Seems like a really great tip anyway.

Thanks! Chud


----------



## Reelturner (Dec 24, 2003)

*Used to use....*

a loop knot. Then don't know for sure but don't use a loop no more because I think I had more tangles with one. I tie direct.


RT


----------



## bendingrod (Aug 18, 2008)

so does it matter if you tie up and have braid...tying the braid directly to the gotcha plug..or do i need to add a mono leader to my braid then gotcha plug?


----------



## uncdub13 (Aug 9, 2003)

dont tie braid directly to a lure


----------



## bendingrod (Aug 18, 2008)

ill take your word for it....can i get an explination...?? is it because it will decrease the action of the lure?


----------



## Drumdum (Jan 6, 2003)

bendingrod said:


> ill take your word for it....can i get an explination...?? is it because it will decrease the action of the lure?


 It will work with no problem,caught many a bluefish and spainish that way..Although a piece of 20 or 30lb mono or flouro you'll get less cutoffs and maybe wind up with more bites... jmo...


----------



## greg12345 (Jan 8, 2007)

explanation is braid, even fireline crystal, is more visible than mono (or even better, fluoro). and braid will give you better action with a gotcha...less stretch...every jerk fully transmitted to the plug


----------



## whichway (Jun 6, 2007)

i bet they would have to pretty feisty to hit a gotcha with no leader, after seeing them little pescados swim up and stare at a live-lined shad then swim away with 20# fluoro, i cant imagine it. but yet still believe it 

ww


----------



## jb1edlover (Jun 12, 2010)

Went down to Kure Beach peir (NC) yesterday with my brother nailed several nice Spanish without using any leaders, just tied 15 lb mono directly to the Gotcha Plug. Lost one plug all day due to peir piling.
JB


----------



## whichway (Jun 6, 2007)

i was talking about straight to braid sir, but i hear ya.:beer:


----------



## Smally (Jan 16, 2009)

uncdub13 said:


> dont tie braid directly to a lure





bendingrod said:


> ill take your word for it....can i get an explination...?? is it because it will decrease the action of the lure?


The braid won't decrease the action of the lure, in fact if anything it will increase the action because like greg12345 already mentioned braid has much less stretch.
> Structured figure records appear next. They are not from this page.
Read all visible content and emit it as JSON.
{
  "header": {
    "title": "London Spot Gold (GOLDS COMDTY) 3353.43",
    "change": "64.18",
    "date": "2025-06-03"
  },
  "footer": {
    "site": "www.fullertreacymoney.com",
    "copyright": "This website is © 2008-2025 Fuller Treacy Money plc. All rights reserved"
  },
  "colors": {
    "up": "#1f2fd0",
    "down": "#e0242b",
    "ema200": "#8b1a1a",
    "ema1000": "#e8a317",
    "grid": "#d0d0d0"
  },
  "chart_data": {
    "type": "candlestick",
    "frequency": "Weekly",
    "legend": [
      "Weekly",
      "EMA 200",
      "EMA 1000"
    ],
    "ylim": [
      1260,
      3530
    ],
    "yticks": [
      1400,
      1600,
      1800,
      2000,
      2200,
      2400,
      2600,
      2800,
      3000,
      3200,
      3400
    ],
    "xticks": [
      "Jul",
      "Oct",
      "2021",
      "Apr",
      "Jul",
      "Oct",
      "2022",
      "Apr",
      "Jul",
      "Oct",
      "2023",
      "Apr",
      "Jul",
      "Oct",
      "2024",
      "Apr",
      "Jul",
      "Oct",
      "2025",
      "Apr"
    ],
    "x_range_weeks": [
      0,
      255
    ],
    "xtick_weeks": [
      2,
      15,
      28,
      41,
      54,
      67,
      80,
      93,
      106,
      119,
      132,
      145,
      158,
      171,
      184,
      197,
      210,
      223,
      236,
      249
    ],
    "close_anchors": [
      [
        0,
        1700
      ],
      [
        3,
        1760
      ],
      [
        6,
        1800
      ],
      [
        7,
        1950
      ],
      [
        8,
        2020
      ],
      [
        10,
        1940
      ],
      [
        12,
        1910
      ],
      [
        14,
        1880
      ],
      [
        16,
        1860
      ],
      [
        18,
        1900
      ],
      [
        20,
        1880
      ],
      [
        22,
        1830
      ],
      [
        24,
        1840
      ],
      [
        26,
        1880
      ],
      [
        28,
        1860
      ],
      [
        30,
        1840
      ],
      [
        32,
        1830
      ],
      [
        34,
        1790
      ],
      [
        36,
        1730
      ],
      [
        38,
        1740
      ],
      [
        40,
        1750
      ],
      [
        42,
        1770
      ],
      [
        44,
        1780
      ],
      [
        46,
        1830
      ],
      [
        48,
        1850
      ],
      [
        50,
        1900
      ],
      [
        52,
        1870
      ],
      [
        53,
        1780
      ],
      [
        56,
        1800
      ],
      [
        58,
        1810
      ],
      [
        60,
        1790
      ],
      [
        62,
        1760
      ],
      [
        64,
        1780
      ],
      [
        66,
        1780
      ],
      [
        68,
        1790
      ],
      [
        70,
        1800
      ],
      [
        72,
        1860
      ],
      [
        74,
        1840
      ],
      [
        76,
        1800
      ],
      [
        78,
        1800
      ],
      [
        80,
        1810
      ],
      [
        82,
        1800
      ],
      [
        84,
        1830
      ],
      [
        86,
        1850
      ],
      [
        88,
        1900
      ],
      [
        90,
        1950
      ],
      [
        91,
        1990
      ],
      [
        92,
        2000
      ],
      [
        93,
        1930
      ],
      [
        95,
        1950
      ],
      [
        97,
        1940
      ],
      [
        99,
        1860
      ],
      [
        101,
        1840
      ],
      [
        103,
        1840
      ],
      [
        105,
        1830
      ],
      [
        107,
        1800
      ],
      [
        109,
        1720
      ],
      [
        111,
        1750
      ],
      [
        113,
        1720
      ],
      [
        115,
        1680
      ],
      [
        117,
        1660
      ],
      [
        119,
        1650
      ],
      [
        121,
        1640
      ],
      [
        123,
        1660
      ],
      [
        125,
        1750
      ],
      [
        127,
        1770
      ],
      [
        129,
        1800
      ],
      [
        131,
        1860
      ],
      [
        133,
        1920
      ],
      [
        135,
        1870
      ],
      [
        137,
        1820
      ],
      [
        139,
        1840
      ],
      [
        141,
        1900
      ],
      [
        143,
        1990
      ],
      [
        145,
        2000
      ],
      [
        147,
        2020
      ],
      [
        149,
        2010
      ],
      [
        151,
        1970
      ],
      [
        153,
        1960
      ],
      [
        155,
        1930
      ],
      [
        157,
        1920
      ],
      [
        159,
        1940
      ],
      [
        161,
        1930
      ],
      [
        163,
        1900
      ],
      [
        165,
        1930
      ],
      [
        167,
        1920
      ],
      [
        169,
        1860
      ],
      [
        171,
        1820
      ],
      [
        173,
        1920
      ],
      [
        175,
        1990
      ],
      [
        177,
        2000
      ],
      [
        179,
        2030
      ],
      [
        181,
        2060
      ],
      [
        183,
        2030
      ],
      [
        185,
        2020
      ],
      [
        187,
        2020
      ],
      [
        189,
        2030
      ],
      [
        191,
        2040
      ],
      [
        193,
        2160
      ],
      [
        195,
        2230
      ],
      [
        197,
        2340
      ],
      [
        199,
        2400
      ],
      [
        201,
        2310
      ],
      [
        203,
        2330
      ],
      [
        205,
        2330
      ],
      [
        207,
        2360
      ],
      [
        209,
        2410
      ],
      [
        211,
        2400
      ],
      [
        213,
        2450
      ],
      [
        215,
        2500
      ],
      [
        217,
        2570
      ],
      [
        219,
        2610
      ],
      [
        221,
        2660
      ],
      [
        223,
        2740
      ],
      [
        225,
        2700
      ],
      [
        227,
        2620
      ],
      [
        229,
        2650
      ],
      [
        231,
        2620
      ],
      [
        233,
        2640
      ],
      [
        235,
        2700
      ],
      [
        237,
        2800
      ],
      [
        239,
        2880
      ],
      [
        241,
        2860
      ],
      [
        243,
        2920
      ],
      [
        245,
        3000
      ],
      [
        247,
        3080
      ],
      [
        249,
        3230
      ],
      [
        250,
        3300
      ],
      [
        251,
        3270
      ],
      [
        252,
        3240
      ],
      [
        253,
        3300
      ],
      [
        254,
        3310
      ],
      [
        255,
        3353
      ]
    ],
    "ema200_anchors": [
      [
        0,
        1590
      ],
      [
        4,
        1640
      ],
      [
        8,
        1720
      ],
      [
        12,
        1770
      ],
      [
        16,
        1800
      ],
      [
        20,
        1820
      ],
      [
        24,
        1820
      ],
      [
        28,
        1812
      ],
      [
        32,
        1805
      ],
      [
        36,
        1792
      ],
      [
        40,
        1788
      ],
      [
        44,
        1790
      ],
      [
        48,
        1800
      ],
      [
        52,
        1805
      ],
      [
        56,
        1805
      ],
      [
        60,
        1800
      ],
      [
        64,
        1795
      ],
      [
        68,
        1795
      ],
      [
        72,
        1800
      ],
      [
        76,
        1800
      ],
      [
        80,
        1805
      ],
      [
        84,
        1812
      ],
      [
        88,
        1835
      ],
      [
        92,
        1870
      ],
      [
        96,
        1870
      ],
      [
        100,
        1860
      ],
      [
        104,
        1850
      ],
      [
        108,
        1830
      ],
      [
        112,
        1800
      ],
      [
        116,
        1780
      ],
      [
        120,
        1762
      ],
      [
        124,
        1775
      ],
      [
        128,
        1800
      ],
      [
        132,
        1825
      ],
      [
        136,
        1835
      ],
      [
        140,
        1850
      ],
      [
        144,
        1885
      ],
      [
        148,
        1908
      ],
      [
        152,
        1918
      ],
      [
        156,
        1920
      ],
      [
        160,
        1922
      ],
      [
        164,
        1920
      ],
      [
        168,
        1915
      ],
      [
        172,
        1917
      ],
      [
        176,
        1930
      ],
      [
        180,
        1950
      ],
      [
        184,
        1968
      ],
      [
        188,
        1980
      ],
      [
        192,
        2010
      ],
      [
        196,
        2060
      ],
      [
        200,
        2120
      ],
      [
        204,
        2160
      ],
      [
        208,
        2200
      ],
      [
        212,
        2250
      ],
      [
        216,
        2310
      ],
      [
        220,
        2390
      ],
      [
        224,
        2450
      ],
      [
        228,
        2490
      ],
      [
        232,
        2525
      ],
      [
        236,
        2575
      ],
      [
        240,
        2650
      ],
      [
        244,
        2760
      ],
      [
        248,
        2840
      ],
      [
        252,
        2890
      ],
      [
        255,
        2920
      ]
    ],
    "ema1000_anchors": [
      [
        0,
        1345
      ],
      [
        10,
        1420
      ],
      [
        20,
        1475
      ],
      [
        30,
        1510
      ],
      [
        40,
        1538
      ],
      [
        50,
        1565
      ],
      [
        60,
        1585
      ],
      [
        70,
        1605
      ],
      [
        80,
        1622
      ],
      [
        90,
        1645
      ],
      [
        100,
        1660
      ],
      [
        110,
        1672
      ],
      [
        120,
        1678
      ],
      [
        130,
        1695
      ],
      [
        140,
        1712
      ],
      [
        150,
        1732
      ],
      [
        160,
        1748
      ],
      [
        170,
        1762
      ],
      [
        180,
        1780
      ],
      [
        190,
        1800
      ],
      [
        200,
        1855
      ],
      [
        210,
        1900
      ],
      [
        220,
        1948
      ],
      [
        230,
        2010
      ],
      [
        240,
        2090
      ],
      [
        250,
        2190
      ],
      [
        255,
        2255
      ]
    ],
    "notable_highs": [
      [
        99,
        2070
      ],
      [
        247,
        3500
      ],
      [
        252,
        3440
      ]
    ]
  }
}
So you will get better response from the lure & better feel & better hook sets.

BUT the reason you don't wanna use braid tied directly to the plug is that while braid has much less stretch & more strength @ a smaller diameter (therefor casting better) it cuts much easier than mono or floro. When you're fishing for spanish & blues or any other fish w/ lots of sharp teeth you want a mono or floro leader. The braid is much stronger in tensile strength vs. mono by diameter & out performs it in most ways. But braid's achilles heal is abbrasion. When you're fishing for spanish & blues you are going to have many more fish cut you off with their teeth than you will have snap your line because they exceeded the tensile strength of your line. That being said, braid is just fine to use, just use a mono or floro leader.


----------